Wang Guotai, Li Wenqi, Aertsen Michael, Deprest Jan, Ourselin Sébastien, Vercauteren Tom
Wellcome / EPSRC Centre for Interventional and Surgical Sciences, University College London, London, UK.
School of Biomedical Engineering and Imaging Sciences, King's College London, London, UK.
Neurocomputing (Amst). 2019 Sep 3;335:34-45. doi: 10.1016/j.neucom.2019.01.103. Epub 2019 Feb 7.

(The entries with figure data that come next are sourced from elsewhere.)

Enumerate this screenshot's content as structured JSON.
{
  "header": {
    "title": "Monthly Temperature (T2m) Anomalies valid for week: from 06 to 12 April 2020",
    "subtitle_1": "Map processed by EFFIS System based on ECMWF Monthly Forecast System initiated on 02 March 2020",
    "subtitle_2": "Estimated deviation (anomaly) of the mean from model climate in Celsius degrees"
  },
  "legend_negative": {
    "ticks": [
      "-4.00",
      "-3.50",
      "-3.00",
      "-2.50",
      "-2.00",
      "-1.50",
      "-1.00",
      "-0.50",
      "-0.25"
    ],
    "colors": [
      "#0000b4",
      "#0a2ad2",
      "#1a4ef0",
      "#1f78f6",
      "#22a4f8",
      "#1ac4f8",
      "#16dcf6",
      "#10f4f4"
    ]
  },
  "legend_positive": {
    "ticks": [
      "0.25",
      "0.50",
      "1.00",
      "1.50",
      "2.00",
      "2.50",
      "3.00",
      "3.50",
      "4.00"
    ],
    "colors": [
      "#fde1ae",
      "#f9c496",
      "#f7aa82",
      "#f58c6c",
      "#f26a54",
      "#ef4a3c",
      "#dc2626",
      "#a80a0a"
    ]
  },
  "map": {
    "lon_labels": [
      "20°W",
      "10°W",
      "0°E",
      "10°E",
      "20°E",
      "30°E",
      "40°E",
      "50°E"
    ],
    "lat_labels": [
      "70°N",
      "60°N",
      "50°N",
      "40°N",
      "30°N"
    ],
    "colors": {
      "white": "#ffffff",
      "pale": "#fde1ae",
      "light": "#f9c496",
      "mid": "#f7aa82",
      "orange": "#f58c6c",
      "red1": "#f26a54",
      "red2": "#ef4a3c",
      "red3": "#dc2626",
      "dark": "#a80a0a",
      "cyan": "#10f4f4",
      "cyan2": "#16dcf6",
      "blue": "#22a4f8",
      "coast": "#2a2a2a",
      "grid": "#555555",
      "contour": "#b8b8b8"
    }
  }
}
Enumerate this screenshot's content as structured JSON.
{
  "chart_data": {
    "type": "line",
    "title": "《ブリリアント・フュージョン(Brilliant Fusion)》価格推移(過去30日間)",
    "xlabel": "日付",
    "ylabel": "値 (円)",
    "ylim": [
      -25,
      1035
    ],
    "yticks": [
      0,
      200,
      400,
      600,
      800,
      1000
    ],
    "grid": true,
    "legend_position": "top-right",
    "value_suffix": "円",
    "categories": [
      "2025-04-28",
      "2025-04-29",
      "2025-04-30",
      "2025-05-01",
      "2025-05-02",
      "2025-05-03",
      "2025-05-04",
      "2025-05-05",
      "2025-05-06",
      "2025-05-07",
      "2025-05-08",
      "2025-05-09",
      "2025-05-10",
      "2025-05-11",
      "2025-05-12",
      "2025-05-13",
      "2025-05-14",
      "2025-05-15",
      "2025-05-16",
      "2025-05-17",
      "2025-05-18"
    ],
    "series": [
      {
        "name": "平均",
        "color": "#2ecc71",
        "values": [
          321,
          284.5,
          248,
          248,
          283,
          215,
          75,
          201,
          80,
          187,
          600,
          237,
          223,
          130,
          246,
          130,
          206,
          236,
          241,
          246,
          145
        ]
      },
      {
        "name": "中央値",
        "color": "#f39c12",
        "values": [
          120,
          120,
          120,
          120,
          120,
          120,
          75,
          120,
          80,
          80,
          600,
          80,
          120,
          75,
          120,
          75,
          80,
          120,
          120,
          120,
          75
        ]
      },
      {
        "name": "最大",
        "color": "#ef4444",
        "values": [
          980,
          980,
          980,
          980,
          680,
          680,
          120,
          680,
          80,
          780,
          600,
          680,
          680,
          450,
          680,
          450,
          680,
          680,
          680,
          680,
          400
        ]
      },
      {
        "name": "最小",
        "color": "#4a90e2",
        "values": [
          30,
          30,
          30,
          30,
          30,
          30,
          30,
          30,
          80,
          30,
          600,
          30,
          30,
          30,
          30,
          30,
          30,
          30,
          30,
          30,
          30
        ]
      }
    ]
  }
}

Despite the state-of-the-art performance for medical image segmentation, deep convolutional neural networks (CNNs) have rarely provided uncertainty estimations regarding their segmentation outputs, e.g., model () and image-based () uncertainties. In this work, we analyze these different types of uncertainties for CNN-based 2D and 3D medical image segmentation tasks at both pixel level and structure level. We additionally propose a test-time augmentation-based uncertainty to analyze the effect of different transformations of the input image on the segmentation output. Test-time augmentation has been previously used to improve segmentation accuracy, yet not been formulated in a consistent mathematical framework. Hence, we also propose a theoretical formulation of test-time augmentation, where a distribution of the prediction is estimated by Monte Carlo simulation with prior distributions of parameters in an image acquisition model that involves image transformations and noise. We compare and combine our proposed uncertainty with model uncertainty. Experiments with segmentation of fetal brains and brain tumors from 2D and 3D Magnetic Resonance Images (MRI) showed that 1) the test-time augmentation-based uncertainty provides a better uncertainty estimation than calculating the test-time dropout-based model uncertainty alone and helps to reduce overconfident incorrect predictions, and 2) our test-time augmentation outperforms a single-prediction baseline and dropout-based multiple predictions.
尽管深度卷积神经网络(CNN)在医学图像分割方面表现出了先进水平,但它们很少提供关于其分割输出的不确定性估计,例如模型()和基于图像的()不确定性。在这项工作中,我们在像素级和结构级分析了基于CNN的二维和三维医学图像分割任务的这些不同类型的不确定性。我们还提出了一种基于测试时增强的不确定性,以分析输入图像的不同变换对分割输出的影响。测试时增强此前已被用于提高分割精度,但尚未在一致的数学框架中进行阐述。因此,我们还提出了测试时增强的理论公式,其中预测的分布通过蒙特卡罗模拟估计,该模拟使用了涉及图像变换和噪声的图像采集模型中参数的先验分布。我们将提出的不确定性与模型不确定性进行比较和结合。对二维和三维磁共振图像(MRI)中的胎儿大脑和脑肿瘤进行分割的实验表明:1)基于测试时增强的不确定性比单独计算基于测试时随机失活的模型不确定性能提供更好的不确定性估计,并有助于减少过度自信的错误预测;2)我们的测试时增强优于单预测基线和基于随机失活的多预测。